Actress to 'take hike' against breast cancer
SANTA MONICA, Calif. -- "Jurassic Park" actress Tea Leoni hopes to increase breast cancer awareness with her participation in the sixth annual Take-A-Hike.
"She really is very committed at this. Her grandmother had breast cancer," said Take-A-Hike spokeswoman Brenda Himelfarb. "This is the fourth year that Tea has been involved."

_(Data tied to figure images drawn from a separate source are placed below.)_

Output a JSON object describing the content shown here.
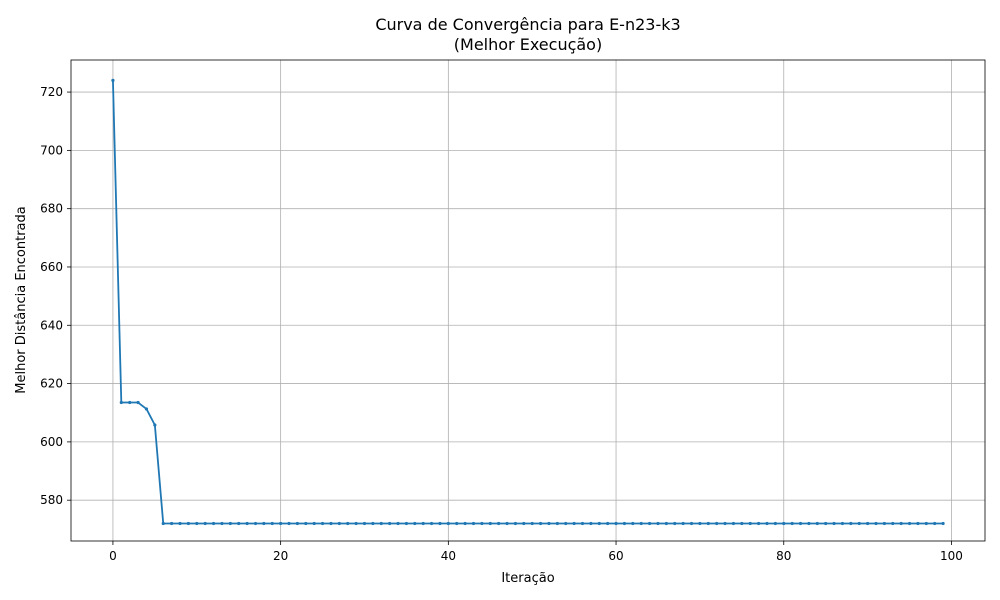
{
  "chart_data": {
    "type": "line",
    "title": "Curva de Convergência para E-n23-k3",
    "subtitle": "(Melhor Execução)",
    "xlabel": "Iteração",
    "ylabel": "Melhor Distância Encontrada",
    "xlim": [
      -5,
      104
    ],
    "ylim": [
      566,
      731
    ],
    "xticks": [
      0,
      20,
      40,
      60,
      80,
      100
    ],
    "yticks": [
      580,
      600,
      620,
      640,
      660,
      680,
      700,
      720
    ],
    "grid": true,
    "line_color": "#1f77b4",
    "series": [
      {
        "x": [
          0,
          1,
          2,
          3,
          4,
          5,
          6,
          7,
          8,
          9,
          10,
          11,
          12,
          13,
          14,
          15,
          16,
          17,
          18,
          19,
          20,
          21,
          22,
          23,
          24,
          25,
          26,
          27,
          28,
          29,
          30,
          31,
          32,
          33,
          34,
          35,
          36,
          37,
          38,
          39,
          40,
          41,
          42,
          43,
          44,
          45,
          46,
          47,
          48,
          49,
          50,
          51,
          52,
          53,
          54,
          55,
          56,
          57,
          58,
          59,
          60,
          61,
          62,
          63,
          64,
          65,
          66,
          67,
          68,
          69,
          70,
          71,
          72,
          73,
          74,
          75,
          76,
          77,
          78,
          79,
          80,
          81,
          82,
          83,
          84,
          85,
          86,
          87,
          88,
          89,
          90,
          91,
          92,
          93,
          94,
          95,
          96,
          97,
          98,
          99
        ],
        "y": [
          724,
          613.5,
          613.5,
          613.5,
          611.3,
          605.8,
          572,
          572,
          572,
          572,
          572,
          572,
          572,
          572,
          572,
          572,
          572,
          572,
          572,
          572,
          572,
          572,
          572,
          572,
          572,
          572,
          572,
          572,
          572,
          572,
          572,
          572,
          572,
          572,
          572,
          572,
          572,
          572,
          572,
          572,
          572,
          572,
          572,
          572,
          572,
          572,
          572,
          572,
          572,
          572,
          572,
          572,
          572,
          572,
          572,
          572,
          572,
          572,
          572,
          572,
          572,
          572,
          572,
          572,
          572,
          572,
          572,
          572,
          572,
          572,
          572,
          572,
          572,
          572,
          572,
          572,
          572,
          572,
          572,
          572,
          572,
          572,
          572,
          572,
          572,
          572,
          572,
          572,
          572,
          572,
          572,
          572,
          572,
          572,
          572,
          572,
          572,
          572,
          572,
          572
        ]
      }
    ]
  }
}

The event, which benefits several breast cancer research organizations, involved taking participants for hikes in the Santa Monica Mountains.

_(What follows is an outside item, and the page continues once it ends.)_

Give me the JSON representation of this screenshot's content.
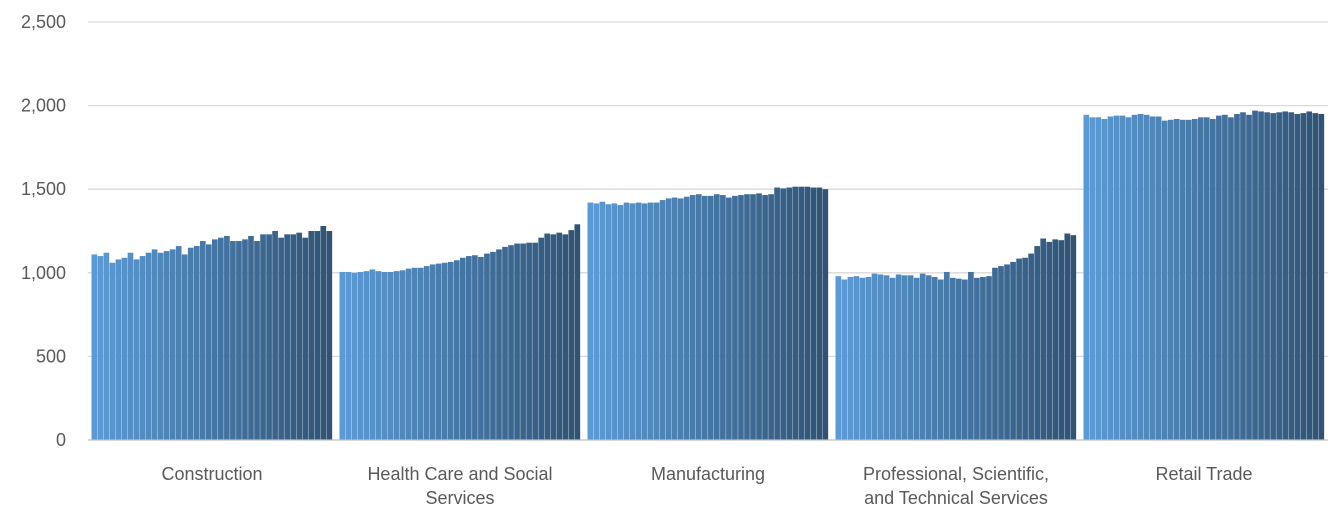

Leoni, original "Shaft" star Richard Roundtree and exercise guru Kathy Smith were among the celebrities who led participants on the trails Saturday.
The event coincided with breast cancer awareness month.
Songwriter says music comforts in time of crisis
LOS ANGELES -- Music could provide a comforting refuge and a venue for political expression after the terrorist attacks, says 35-year-old singer-songwriter Moby.
Moby, whose birthday is Sept. 11, said that in times of national crisis, more artists and audiences turn to activism and social commentary.
"Over the last few years, I think popular music has become kind of irrelevant for a lot of people. In times of crisis, people turn to music because it does have the ability to communicate, soothe and comfort," Moby said in a Los Angeles Times interview. "I just hope this will force people to re-evaluate their priorities so that they create music that speaks to people on a more profound level."
Moby, who broke into the mainstream with his best-selling 1999 album "Play," said that although the attacks may drive artists to be more political, he'll probably keep politics out of his music.
"Whenever I tried over the years to write political music, it ended up really strident or didactic," he said. "Trust me, I've written political songs, but thank goodness I've never released any of them."
Acting like teaching, Asner tells educators
EAU CLAIRE, Wis. -- Edward Asner, best known for his role as newsman Lou Grant on television, noted the similarities between acting and teaching during a convention of educators.
"They say teaching is one-fourth preparation and three-fourths theatrics," said Asner, who spoke before thousands at the Northwestern Wisconsin Education Association convention on Friday.
Asner said great directors are like teachers because they both are in charge of getting a group of people to come to the same conclusion. The successful ones realize that different people get to that point in different ways.
The 71-year-old Asner is also a past president of the Screen Actors Guild.
Music producer Jones inducted into academy
CAMBRIDGE, Mass. -- Music producer Quincy Jones, former Secretary of State Madeleine Albright and more than 200 other luminaries of politics, arts, science and the humanities were inducted Saturday into the American Academy of Arts and Sciences.
Jones thanked the academy for his membership and called a "new spirit of unity throughout the world" heartening and encouraging.
Referring indirectly to the terrorist attacks on Sept. 11, he said academy members are uniquely positioned to build understanding.
"We have an opportunity to speak to a wide public, here and abroad, about the value of employing our creative faculties -- our intellects, our expressiveness -- to overcome the hatred and suspicions that have proved so deadly and dangerous," Jones said during Saturday's ceremony at Harvard Law School.
Among this year's other inductees are Czech Republic President Vaclav Havel, photographer Richard Avedon and Tony-award winning lyricist Stephen Sondheim.